Would Kim Jong-Un endorse the kalbi?
Would Kim Jong-Un endorse the kalbi?
9
Have your say

With the secretive government of North Korea reportedly eyeing Scotland as the possible location of a state-backed restaurant, it’s safe to say that most diners wouldn’t know what to expect.

An existing branch of the restaurant chain, Haedanghwa, in Amsterdam marks a departure for North Korean enterprise by setting up house in the west.

And the lone European outlet has already garnered some surprisingly positive reviews.

Promising “not only culinary delight”, but also “the chance to learn about the ancient Korean culture”, the restaurant may be considered a gateway to the North Korean way of life - although a very carefully sanitised one at that.

According to food review site Yelp, the restaurant has been given a rating of three and a half stars out of five.

The upscale eatery is apparently fairly pricey, but offers a polished and upscale dining experience.

The Kimchi - a fermented vegetable side dish - is said to be less spicy than it’s South Korean counterpart, while they also offer kalbi; a kind of Korean bbq pork or beef dish.

Highlights of the Amsterdam branch’s menu include:

• Pyongyang Raengmyon: Cold buckwheat noodle soup topped with Haedanghwa Kimchi and various garnishes in copper bowl.

• Jonghab Bulgogi: Assortment of 5 different kind of meat marinated with specially formulated sauce served with lettuce and Korean bean paste.

• Myongtae Janggwa: Fried pollack coated with homemade sauce.

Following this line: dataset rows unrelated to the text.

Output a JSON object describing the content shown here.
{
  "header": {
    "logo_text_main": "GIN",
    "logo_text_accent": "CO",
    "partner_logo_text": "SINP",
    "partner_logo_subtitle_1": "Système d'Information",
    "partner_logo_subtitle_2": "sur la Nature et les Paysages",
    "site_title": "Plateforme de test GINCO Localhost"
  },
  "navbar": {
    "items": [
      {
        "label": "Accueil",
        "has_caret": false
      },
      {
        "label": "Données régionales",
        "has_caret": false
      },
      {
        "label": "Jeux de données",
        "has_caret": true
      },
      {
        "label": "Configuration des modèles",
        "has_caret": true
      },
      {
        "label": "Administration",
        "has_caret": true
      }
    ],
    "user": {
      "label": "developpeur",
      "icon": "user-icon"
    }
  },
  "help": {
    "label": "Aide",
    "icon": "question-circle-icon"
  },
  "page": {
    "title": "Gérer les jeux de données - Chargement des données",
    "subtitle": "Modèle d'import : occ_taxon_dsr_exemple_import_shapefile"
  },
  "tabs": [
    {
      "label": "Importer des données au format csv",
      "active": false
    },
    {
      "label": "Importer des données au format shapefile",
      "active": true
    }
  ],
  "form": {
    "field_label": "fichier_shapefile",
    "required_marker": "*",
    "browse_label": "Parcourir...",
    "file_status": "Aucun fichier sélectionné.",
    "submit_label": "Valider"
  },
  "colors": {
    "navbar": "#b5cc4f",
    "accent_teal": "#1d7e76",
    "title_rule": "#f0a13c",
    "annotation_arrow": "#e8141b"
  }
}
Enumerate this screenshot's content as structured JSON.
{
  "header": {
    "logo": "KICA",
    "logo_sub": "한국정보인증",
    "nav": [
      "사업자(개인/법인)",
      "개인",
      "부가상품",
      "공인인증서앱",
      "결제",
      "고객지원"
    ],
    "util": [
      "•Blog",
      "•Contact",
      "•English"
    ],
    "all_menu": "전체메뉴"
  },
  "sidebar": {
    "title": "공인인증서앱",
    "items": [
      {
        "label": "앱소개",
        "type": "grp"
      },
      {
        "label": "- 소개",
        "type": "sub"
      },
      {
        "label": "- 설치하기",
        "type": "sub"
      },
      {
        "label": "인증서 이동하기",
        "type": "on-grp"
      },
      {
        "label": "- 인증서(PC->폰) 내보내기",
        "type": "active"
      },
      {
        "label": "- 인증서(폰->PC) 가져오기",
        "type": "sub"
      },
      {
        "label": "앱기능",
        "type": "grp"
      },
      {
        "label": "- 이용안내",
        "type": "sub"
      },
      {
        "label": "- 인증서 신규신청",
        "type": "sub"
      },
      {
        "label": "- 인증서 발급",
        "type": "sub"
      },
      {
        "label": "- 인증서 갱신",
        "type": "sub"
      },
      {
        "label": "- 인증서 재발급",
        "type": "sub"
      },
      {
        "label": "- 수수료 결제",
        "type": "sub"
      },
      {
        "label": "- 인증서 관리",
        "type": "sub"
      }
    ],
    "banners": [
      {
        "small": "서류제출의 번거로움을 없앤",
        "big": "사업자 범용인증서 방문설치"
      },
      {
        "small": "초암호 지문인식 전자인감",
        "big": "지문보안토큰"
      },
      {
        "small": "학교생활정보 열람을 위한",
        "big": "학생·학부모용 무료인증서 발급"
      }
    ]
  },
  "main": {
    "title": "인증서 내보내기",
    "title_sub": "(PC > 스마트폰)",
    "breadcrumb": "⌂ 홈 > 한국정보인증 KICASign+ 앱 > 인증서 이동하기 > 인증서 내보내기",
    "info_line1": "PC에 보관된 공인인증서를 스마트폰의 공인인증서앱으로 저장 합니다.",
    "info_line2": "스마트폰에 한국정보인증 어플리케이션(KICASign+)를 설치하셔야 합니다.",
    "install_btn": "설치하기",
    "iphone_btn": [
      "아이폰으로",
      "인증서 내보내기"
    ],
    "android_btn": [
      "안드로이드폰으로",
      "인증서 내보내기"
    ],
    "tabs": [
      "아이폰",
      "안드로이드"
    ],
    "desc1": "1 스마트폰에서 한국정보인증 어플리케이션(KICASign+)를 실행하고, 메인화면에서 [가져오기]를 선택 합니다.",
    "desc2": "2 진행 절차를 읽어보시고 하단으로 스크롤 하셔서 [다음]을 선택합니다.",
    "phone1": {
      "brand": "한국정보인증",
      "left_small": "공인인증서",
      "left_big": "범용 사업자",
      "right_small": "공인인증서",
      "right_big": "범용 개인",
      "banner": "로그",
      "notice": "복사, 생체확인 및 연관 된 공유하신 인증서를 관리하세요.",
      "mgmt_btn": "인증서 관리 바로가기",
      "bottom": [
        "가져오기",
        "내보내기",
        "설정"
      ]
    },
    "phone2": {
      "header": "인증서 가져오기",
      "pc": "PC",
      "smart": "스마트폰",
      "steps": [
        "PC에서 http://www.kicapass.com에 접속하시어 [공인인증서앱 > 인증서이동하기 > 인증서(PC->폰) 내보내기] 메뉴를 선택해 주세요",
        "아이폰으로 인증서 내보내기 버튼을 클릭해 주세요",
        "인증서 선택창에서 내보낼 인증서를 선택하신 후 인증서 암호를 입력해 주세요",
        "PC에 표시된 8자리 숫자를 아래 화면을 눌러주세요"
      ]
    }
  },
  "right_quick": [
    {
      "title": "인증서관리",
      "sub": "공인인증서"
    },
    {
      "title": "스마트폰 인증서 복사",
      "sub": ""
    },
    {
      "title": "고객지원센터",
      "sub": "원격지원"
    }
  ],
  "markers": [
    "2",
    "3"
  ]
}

• Babjogae Bokum: Fried scallop, tree ear and mixed vegetable.

One review online praises the staff, who wear traditional dress: “Randomly throughout the night, they sing karaoke, dance, do some drum dance, and play piano. What other entertainment could you want?”

However, until Kim Jong-Un confirms any outlet opening in Scotland, you can still broaden your palate by sampling one of Edinburgh’s South Korean restaurants.